The first draft of Alan McCluskey’s novel The Boy in the Book is complete. Read more, including an extract from the book.
Estimated reading time: 3 minutes

I’ve just finished the first draft of my latest novel, The Boy in the Book. My 18th novel, this one amounting to over 110,000 words in 52 chapters. As I reached the end, my writing accelerated, with me struggling to keep up as I was compelled to write over a chapter a day. When I finally looked up from the finished draft, as if emerging from a dream, I was startled and delighted to peer out at the world and see snow falling heavily in giant wind-borne flakes.

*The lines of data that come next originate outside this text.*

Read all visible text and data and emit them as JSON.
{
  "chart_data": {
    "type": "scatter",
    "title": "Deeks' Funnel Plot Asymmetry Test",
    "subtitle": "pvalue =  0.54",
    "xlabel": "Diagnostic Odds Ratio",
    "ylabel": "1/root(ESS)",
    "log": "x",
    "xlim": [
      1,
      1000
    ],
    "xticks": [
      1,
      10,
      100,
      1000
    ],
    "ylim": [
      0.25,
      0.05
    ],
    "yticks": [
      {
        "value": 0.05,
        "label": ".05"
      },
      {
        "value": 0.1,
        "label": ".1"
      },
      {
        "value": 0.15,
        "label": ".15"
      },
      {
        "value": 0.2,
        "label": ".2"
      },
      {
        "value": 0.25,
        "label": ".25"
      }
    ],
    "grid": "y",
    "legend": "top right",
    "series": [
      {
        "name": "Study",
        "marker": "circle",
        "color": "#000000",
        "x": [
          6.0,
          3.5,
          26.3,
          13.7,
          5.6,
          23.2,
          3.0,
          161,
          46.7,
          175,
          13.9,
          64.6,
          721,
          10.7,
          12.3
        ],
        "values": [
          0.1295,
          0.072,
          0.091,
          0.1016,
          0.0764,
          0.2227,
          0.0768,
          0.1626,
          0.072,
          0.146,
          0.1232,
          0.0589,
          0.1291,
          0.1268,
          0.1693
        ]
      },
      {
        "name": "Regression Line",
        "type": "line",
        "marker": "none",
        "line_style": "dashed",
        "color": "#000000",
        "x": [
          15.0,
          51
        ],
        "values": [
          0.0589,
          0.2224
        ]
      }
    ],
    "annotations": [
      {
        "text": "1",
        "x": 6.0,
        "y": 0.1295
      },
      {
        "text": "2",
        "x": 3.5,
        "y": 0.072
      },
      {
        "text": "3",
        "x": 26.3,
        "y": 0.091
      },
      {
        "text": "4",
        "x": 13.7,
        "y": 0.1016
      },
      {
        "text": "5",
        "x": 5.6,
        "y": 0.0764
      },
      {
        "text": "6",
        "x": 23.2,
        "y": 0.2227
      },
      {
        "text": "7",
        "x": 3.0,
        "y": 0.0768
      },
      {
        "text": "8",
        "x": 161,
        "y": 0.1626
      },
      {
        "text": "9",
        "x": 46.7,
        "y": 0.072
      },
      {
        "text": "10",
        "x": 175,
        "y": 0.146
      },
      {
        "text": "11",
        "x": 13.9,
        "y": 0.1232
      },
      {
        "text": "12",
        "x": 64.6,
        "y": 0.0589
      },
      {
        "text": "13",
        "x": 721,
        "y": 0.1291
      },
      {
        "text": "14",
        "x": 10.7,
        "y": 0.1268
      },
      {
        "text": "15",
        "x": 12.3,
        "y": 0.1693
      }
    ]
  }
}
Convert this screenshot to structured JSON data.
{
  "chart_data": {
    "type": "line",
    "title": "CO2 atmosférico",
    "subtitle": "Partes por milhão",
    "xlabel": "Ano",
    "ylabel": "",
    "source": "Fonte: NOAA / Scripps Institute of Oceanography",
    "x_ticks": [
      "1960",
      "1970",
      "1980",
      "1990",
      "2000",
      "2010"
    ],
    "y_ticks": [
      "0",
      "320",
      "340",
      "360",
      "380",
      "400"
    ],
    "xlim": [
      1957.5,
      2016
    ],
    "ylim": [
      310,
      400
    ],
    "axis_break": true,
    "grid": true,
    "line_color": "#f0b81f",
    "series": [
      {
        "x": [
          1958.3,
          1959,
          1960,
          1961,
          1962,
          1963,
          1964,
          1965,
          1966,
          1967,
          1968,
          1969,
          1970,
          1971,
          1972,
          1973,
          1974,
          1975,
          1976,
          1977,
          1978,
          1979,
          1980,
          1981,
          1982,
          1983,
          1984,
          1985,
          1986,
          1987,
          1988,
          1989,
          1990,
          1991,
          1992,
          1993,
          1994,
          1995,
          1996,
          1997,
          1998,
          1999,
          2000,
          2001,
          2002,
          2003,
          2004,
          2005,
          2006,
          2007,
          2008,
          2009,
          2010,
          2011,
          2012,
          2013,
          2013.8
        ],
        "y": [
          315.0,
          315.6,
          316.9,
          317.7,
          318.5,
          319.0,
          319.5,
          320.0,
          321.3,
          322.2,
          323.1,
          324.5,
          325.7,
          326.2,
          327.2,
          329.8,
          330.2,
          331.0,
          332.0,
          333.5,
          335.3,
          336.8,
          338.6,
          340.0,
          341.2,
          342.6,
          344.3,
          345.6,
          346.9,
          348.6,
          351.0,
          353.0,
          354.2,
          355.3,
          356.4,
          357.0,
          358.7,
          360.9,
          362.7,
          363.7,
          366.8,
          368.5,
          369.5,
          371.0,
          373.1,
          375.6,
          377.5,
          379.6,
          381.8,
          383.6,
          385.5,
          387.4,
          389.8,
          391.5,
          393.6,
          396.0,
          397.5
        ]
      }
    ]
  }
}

It is strange how my writing has evolved. The stories of my first novels seemed to flow unabated as I wrote them. I couldn’t have stopped them, even if I’d wanted to. Now the stories are more hesitant, moving forward in fits and starts as I double back weaving in new threads or elaborating those left undeveloped. Or I listen out for the words and phrases that put themselves forward as better options. Words and language have become cherished friends.

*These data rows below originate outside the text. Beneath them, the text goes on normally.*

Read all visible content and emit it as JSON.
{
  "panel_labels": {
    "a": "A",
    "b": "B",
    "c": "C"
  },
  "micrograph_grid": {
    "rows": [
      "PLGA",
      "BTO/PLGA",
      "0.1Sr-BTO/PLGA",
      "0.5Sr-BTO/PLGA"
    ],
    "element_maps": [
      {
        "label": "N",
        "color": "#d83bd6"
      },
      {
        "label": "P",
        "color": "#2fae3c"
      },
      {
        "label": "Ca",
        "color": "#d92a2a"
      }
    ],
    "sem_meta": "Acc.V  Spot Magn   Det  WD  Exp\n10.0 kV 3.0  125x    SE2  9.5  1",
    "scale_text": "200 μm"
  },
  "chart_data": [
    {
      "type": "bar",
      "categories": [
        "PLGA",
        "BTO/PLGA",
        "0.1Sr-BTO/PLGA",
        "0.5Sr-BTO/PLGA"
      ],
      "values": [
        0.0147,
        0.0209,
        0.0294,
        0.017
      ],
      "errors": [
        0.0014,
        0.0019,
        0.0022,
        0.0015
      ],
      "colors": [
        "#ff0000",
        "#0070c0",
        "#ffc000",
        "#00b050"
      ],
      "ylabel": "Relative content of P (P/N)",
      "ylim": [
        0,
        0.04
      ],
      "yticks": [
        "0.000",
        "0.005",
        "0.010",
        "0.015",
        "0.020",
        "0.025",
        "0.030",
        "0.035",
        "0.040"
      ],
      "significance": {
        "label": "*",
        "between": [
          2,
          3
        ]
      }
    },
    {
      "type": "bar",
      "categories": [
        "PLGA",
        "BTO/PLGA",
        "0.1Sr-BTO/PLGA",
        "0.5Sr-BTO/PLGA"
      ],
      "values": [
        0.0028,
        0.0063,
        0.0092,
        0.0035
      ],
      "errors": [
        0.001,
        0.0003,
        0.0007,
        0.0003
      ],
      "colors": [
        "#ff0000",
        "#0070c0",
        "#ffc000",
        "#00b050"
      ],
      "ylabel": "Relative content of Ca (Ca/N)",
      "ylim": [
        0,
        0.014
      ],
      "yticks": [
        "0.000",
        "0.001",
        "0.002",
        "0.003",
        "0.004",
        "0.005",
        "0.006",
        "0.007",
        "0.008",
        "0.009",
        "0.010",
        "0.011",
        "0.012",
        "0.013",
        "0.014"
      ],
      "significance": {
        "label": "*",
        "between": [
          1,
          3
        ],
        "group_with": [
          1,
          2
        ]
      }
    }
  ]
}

Here’s a short, more philosophical extract from The Boy in the Book in which young Bea, our teenage heroine in a momentary pause in the action, talks to a university professor about the distinction between fact and fiction.
Extract: The Boy in the Book
Bea was still grappling with Priscilla’s ideas when Manuela called them, saying tea was ready. “Surely the distinction between fact and fiction is capital?” Bea finally said. “Don’t we battle against the trumped up rubbish that politicians dish up every day? Don’t we seek to know if the story a neighbour tells about the escapades of the woman across the street is true? Don’t we trust science because the results of its experiments have been rigorously verified?”
“True,” Priscilla said, settling in her armchair. “But traces of unverified stories contaminate every fact we take for granted. Your scientist, for example. Have not his expectations influenced the outcome of his experiments? You yourself spoke of the impact of the observer in quantum mechanics. What’s more, the man’s expectations are based on ‘stories’ he tells himself about the world, stories that go unquestioned, including about science and how it works. Are those ‘stories’ not reality embroidered with very unscientific threads of imagination? Or that neighbour you mentioned. She knows what she saw. There can be no doubt. But what of her expectations, her understanding of the world? Can it be trusted? Or is what she knows to be fact not based on a worldview that is run though with her own personal fictions? People are telling themselves tales all the time. It’s how we make sense of the world. Yet we are mostly unaware we are doing it. Unadulterated fact doesn’t exist. It is always shot through with fiction.”